A few miles down Highway 71, kitty-corner from our non-Catholic church, sits the elementary school gym, where practice soon will be under way. When I arrive later that morning, I watch my best girlfriend from the doorway as she shoots free throws too hard, slamming the ball off the backboard and rim, missing on purpose so she can chase down the ball and lay it up.
Webster’s defines this move, normally done with two people, as the give-and-go, “a play in which a player passes to a teammate and immediately cuts toward the net or goal to receive a return pass.” I am the usual passer. In my absence, she’s performing a sort of singular give-and-go.

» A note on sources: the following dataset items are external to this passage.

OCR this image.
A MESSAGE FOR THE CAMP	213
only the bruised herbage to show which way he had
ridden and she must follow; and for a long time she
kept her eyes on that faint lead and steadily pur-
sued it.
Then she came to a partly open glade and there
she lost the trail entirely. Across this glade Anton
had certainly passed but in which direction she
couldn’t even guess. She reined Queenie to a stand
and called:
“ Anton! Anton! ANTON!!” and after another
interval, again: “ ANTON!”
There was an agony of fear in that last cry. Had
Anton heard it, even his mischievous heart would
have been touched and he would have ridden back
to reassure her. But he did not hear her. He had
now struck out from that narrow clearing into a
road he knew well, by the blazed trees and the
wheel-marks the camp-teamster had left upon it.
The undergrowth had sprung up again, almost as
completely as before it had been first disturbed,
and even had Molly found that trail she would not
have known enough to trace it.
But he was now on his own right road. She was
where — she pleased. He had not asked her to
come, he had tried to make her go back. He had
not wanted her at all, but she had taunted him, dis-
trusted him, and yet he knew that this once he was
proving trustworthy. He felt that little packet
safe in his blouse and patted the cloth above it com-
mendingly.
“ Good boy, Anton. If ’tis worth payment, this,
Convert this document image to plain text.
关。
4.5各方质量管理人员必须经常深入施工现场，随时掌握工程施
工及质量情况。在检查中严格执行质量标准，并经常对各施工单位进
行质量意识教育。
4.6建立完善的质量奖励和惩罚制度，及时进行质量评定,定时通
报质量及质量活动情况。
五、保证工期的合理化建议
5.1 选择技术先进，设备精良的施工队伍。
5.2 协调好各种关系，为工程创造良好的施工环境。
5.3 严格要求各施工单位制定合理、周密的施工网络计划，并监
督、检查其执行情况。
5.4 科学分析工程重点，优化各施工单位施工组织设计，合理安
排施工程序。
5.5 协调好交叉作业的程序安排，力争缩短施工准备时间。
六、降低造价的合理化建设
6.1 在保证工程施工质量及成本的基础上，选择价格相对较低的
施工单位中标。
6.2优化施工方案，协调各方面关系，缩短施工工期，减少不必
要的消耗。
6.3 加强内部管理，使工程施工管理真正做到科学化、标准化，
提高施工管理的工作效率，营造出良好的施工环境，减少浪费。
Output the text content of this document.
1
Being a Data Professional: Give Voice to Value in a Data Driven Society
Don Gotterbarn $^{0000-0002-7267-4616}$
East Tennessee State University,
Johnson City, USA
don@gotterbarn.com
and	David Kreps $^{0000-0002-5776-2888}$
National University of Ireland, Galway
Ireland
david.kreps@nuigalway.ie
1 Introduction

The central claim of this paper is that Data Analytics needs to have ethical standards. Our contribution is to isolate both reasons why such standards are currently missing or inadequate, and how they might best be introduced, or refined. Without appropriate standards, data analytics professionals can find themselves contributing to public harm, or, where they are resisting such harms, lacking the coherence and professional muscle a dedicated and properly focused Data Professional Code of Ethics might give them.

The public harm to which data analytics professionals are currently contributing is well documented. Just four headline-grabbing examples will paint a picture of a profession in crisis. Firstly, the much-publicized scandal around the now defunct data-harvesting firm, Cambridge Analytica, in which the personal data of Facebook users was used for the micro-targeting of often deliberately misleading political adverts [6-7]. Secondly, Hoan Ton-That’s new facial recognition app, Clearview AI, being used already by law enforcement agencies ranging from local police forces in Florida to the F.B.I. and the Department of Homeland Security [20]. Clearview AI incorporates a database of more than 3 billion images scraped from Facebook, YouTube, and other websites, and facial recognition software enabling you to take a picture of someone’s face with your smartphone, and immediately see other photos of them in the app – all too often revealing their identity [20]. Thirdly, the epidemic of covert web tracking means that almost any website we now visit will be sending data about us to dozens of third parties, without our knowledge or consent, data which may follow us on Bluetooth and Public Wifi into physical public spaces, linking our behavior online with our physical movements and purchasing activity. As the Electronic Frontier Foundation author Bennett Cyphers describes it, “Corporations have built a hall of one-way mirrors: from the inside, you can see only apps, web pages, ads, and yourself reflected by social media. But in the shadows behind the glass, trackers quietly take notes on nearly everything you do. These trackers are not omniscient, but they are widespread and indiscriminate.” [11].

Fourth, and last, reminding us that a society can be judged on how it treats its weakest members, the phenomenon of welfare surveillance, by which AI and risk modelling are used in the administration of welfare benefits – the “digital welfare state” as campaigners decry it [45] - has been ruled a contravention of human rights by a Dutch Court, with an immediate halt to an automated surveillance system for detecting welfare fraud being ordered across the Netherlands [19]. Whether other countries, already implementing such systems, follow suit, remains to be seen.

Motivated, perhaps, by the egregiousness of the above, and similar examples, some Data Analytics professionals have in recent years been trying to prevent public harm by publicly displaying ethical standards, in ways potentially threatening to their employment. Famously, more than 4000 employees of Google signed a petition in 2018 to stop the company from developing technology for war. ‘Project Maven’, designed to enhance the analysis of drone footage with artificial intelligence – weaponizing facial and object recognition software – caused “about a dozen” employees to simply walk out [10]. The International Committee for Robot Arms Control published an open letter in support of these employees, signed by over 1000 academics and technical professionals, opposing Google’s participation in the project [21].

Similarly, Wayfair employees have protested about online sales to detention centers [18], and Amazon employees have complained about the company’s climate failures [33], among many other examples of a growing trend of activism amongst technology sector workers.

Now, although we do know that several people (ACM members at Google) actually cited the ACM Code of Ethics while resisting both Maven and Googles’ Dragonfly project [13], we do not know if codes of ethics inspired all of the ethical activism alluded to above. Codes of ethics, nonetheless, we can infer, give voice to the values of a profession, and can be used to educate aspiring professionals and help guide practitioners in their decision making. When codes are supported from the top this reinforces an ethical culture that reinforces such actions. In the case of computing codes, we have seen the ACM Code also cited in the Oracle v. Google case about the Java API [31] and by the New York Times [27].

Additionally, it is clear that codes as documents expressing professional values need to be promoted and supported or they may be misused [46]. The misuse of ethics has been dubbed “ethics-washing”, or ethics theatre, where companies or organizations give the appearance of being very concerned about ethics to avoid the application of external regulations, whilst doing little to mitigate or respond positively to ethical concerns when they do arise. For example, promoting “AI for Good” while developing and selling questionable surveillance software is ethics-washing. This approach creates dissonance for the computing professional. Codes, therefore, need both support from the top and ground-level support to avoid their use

Her dark blond hair is cut short. She will have, then and always, wide shoulders and sharp cheekbones and such explosive stop-and-go power.
Before we lose her, she will run track in the Junior Olympics. Her times will be close to qualifying her for the regular Olympics. Before we lose her, she will start with drinking and graduate to pills and return to drinking. Before we lose her, she will travel the world playing for the American Basketball League. Before we lose her, she will be the one I tell about my father, about what goes on inside our house. Before we lose her, she will be part and parcel of how I leave this place, and I will be complicit in how she does not. Before we lose her, I will be one of the first to take her to a party, to hand her a glass.
What does it mean to be unified, collective? What does it mean to remove yourself from a trinity, a family, a friendship? What does it mean to memorialize the dead? What does it mean to be present for the living?
When my best girlfriend and I are young, I ride my bicycle beside her on her training runs. I run and compete, too, sometimes in the same races, but this is how fast she is: I need the bicycle. We talk as we move, and the jokes she likes best are wordplay jokes. We trade them and laugh and keep pace up the hills and fly down. We trade them in the gym as she shoots and I rebound, and we start again.